Se trata, así, de una Europa históricamente joven. La Europa ideológica es, sin embargo, mucho más vieja. Es la Europa tierra de civilización contra la no-Europa de los Bárbaros. La Europa como metáfora de exclusión existe desde Herodoto. Existió siempre. Es una región de dimensiones variables, definida por la frontera (étnica, social, cultural tanto como geográfica) con las regiones del «Otro», situadas a menudo en «Asia», a veces en «África». La etiqueta «Asia» como sinónimo de un «Otro», que combina la amenaza y la inferioridad, ha colgado todo el tiempo sobre la espalda de Rusia. Recuerdan las palabras de Metternich «Asien beginnt an der Landstrasse», es decir, Asia comienza en la carretera nacional (de Viena).
De la política a los mitos no hay más que un paso. El mito europeo por excelencia es el de la identidad primordial. Lo que tenemos en común es esencial, lo que nos diferencia, insignificante o secundario. Ahora bien, para Europa la presunción de unidad es tanto más absurda cuanto que lo que ha caracterizado a su historia es, precisamente, la división.
Una historia de Europa es impensable antes del fin del Imperio romano occidental y, asimismo, antes de la ruptura permanente entre las dos orillas del Mediterráneo, luego de la conquista musulmana de África del Norte. Los griegos de la antigüedad se sitúan en una civilización tricontinental, que engloba el Medio Oriente, Egipto y un modesto sector de la Europa del Mediterráneo oriental. Durante los siglos IV y III antes de J.C., la iniciativa militar y política pasa a los márgenes del sector europeo de este espacio. Alejandro el Grande creó un imperio efímero que llegaba a Egipto y Afganistán. La República romana construyó uno más durable entre Siria y el estrecho de Gibraltar.
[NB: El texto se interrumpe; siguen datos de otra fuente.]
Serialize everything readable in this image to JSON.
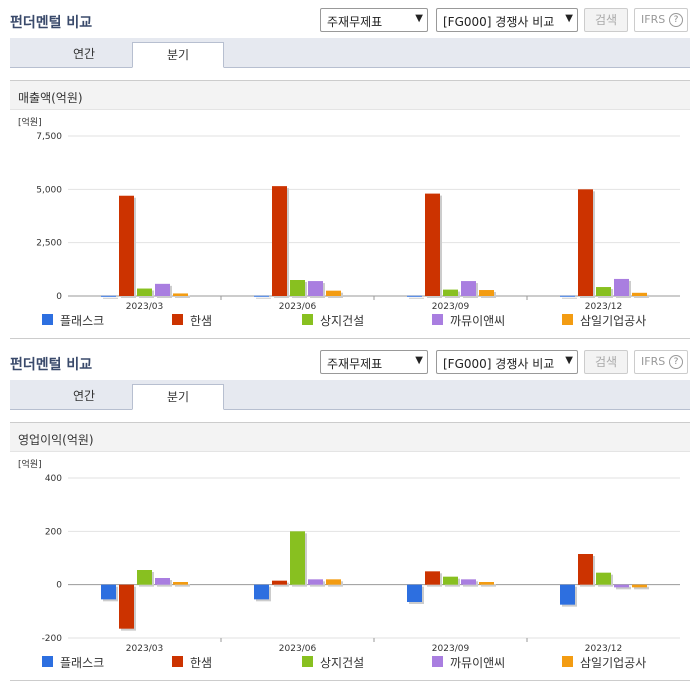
{
  "sections": [
    {
      "title": "펀더멘털 비교",
      "select1": "주재무제표",
      "select2": "[FG000] 경쟁사 비교",
      "search_label": "검색",
      "ifrs_label": "IFRS",
      "tabs": [
        "연간",
        "분기"
      ],
      "active_tab": "분기",
      "metric": "매출액(억원)"
    },
    {
      "title": "펀더멘털 비교",
      "select1": "주재무제표",
      "select2": "[FG000] 경쟁사 비교",
      "search_label": "검색",
      "ifrs_label": "IFRS",
      "tabs": [
        "연간",
        "분기"
      ],
      "active_tab": "분기",
      "metric": "영업이익(억원)"
    }
  ],
  "colors": {
    "series": [
      "#2d6fe0",
      "#cc3300",
      "#88c020",
      "#a97ee0",
      "#f39c12"
    ]
  },
  "chart_data": [
    {
      "type": "bar",
      "unit": "[억원]",
      "categories": [
        "2023/03",
        "2023/06",
        "2023/09",
        "2023/12"
      ],
      "ylim": [
        0,
        7500
      ],
      "yticks": [
        0,
        2500,
        5000,
        7500
      ],
      "ytick_labels": [
        "0",
        "2,500",
        "5,000",
        "7,500"
      ],
      "series": [
        {
          "name": "플래스크",
          "values": [
            10,
            12,
            11,
            12
          ]
        },
        {
          "name": "한샘",
          "values": [
            4700,
            5150,
            4800,
            5000
          ]
        },
        {
          "name": "상지건설",
          "values": [
            350,
            750,
            300,
            420
          ]
        },
        {
          "name": "까뮤이앤씨",
          "values": [
            570,
            700,
            700,
            800
          ]
        },
        {
          "name": "삼일기업공사",
          "values": [
            120,
            250,
            280,
            150
          ]
        }
      ]
    },
    {
      "type": "bar",
      "unit": "[억원]",
      "categories": [
        "2023/03",
        "2023/06",
        "2023/09",
        "2023/12"
      ],
      "ylim": [
        -200,
        400
      ],
      "yticks": [
        -200,
        0,
        200,
        400
      ],
      "ytick_labels": [
        "-200",
        "0",
        "200",
        "400"
      ],
      "series": [
        {
          "name": "플래스크",
          "values": [
            -55,
            -55,
            -65,
            -75
          ]
        },
        {
          "name": "한샘",
          "values": [
            -165,
            15,
            50,
            115
          ]
        },
        {
          "name": "상지건설",
          "values": [
            55,
            200,
            30,
            45
          ]
        },
        {
          "name": "까뮤이앤씨",
          "values": [
            25,
            20,
            20,
            -10
          ]
        },
        {
          "name": "삼일기업공사",
          "values": [
            10,
            20,
            10,
            -10
          ]
        }
      ]
    }
  ]
}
Al fin de cuentas, el Imperio romano no logró jamás establecerse sólidamente más allá del Rhin y del Danubio; Roma fue un Imperio pan-mediterráneo, antes que europeo y lo que cuenta para el destino de Europa no es el imperio que triunfa sino aquel que desaparece. La historia de la Europa post-romana, es la de un continente fragmentado. Aquí reside la razón de las divergencias entre Europa y las otras civilizaciones del Viejo Mundo. Entre el mar de la China y el Magreb, y hasta el siglo XIX, el dominio terrestre multiétnico no sale de lo habitual para los grandes espacios geográficos. Siempre bajo la amenaza, de tiempo en tiempo vencidos, desmembrados o conquistados por guerreros venidos de los desiertos del Sur, de las montañas o de las grandes planicies del Norte, ellos siempre se recuperan. Ellos absorben o asimilan a los conquistadores, como la India asimiló a los Mogol y China a los Mongoles. Nada semejante en Occidente después de la caída de Roma, nadie reemplazó al Imperio romano, aunque la Iglesia conserva la lengua y la estructura administrativa.
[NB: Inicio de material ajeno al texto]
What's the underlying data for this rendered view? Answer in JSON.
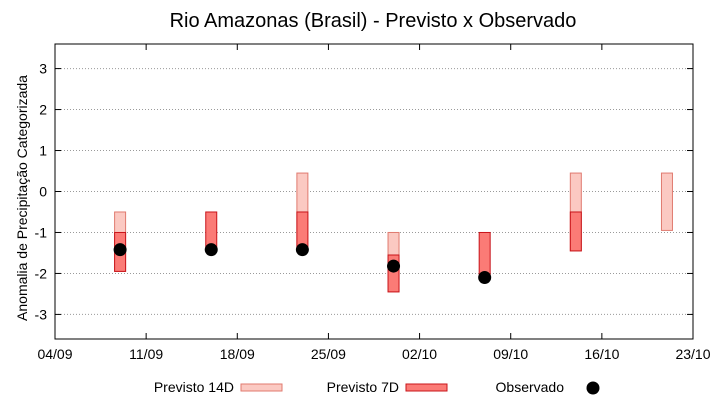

Fragmentada durante por lo menos diez siglos, Europa fue constantemente presa de invasores. Los Unos, los Ávaros, los Magiares, los Tártaros, los Mongoles y las tribus turcas, llegan del este, los Vikingos del norte, los conquistadores musulmanes del sur. Esta época no finaliza totalmente hasta 1683, cuando los turcos son derrotados en las puertas de Viena.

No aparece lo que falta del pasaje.